I was smacked a fair bit, fuck knows why as I was a good kid - it was all very normal pushing boundary stuff. I didn't really think about it until I had my children. Being honest about it? I think my parents are a bit pathetic. They were too young, uneducated (not just qualifications but not street smart either), poor and they had 3 kids quickly without really thinking about what raising children would be like for them. They're not bad people, they just didn't have a clue what to do and had lots of external stresses to deal with.

I do remember my mum slapping me when I was an older teenager and I slapped her back, she looked terrified.

Bedecked · 17/03/2025 17:43

WhenYouSayNothingAtAll · 17/03/2025 17:41

I wasn’t really smacked by today’s understanding of it. I got beaten (a few times), I had my hair pulled, I got slapped over the face, I got chased around the house with a wooden implement. Always in a rage , always over stupid things that just escalated and escalated. I’m still angry and resentful over it and I’m not interested in reasons and excuses(even though I’m aware of them). It was abuse. It was loss a control. It was an adult putting their needs and wants above their wellbeing (physical,mental and emotional) of a child.

Yes. This is it exactly.
my parents had more kids than they’d wanted or could afford and were overwhelmed and self-serving. My mum martyred herself and then her resentment raged out of her, my dad was more openly self-absorbed.

Deadringer · 17/03/2025 17:44

I feel it was a 'normal' punishment for the time (70s). I don't feel any resentment at all, my parents used slapping as a punishment and they weren't particularly affectionate but they took care of me to the best of their ability and objectively I believe that they loved me. It is what it is, I don't tie myself up in knots about it.

LBFseBrom · 17/03/2025 17:44

I definitely think it was abusive.

OpalSpirit · 17/03/2025 17:45

Absolutely hate the word ‘smack’, part of the pretence it’s ok. Say hit, at least be honest.

I was ‘smacked’ and ‘spanked’ by my parents. I am in counselling currently and this subject came up. I have awful memories and it over shadows my relationship with parents to this day.

I just cannot understand it.

Hitting people is wrong, hitting small people is abhorrent. I have never, ever done it to my children.

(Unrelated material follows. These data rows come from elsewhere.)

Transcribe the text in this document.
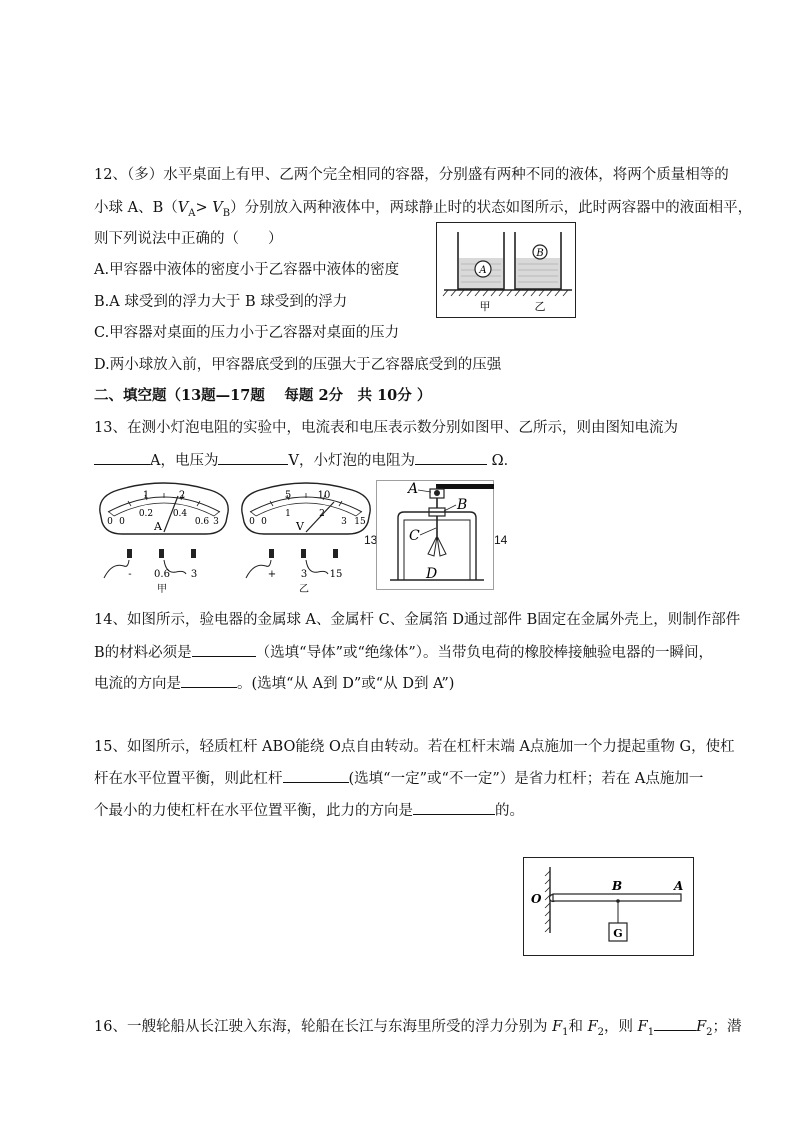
12、（多）水平桌面上有甲、乙两个完全相同的容器，分别盛有两种不同的液体，将两个质量相等的
小球 A、$B(V_A> V_B)$分别放入两种液体中，两球静止时的状态如图所示，此时两容器中的液面相平，
则下列说法中正确的（　　）
A.甲容器中液体的密度小于乙容器中液体的密度
B.A 球受到的浮力大于 B 球受到的浮力
C.甲容器对桌面的压力小于乙容器对桌面的压力
D.两小球放入前，甲容器底受到的压强大于乙容器底受到的压强
A
B
甲	乙
二、填空题（13题—17题　 每题 2分　共 10分 ）
13、在测小灯泡电阻的实验中，电流表和电压表示数分别如图甲、乙所示，则由图知电流为
A，电压为	V，小灯泡的电阻为	Ω．
1	2
0
0.2 0.4
0.6
0	3
A
- 0.6 3
甲
5	10
0
1	2
3
0	15
V
+ 3 15
乙
13	14
A
B
C
D
14、如图所示，验电器的金属球 A、金属杆 C、金属箔 D通过部件 B固定在金属外壳上，则制作部件
B的材料必须是	（选填“导体”或“绝缘体”）。当带负电荷的橡胶棒接触验电器的一瞬间，
电流的方向是	。(选填“从 A到 D”或“从 D到 A”)
15、如图所示，轻质杠杆 ABO能绕 O点自由转动。若在杠杆末端 A点施加一个力提起重物 G，使杠
杆在水平位置平衡，则此杠杆	(选填“一定”或“不一定”）是省力杠杆；若在 A点施加一
个最小的力使杠杆在水平位置平衡，此力的方向是	的。
G
O
B	A
16、一艘轮船从长江驶入东海，轮船在长江与东海里所受的浮力分别为 $F_1$和 $F_2$，则 $F_1$	$F_2$；潜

Jiddles · 17/03/2025 17:45

ButThisIsMyHappyFace · 17/03/2025 16:51

I understand the rush of terror and relief and anger that leads a parent to smack a child who runs out in front of a car. That isn’t the kind of thing I mean. I was smacked for (eg) taking the clothes off a doll I had been bought. As a teenager I was smacked for repeatedly self-harming (oh the irony!).

It sounds as if you were often punished unfairly, and you still feel resentful about that, justifiably. But by the standards of the time, I’m not sure it’s fair to see the actual action of smacking as abusive, however differently we may see it now. I was smacked very occasionally as a child and it doesn’t worry me at all - it was just what nearly all parents did at the time.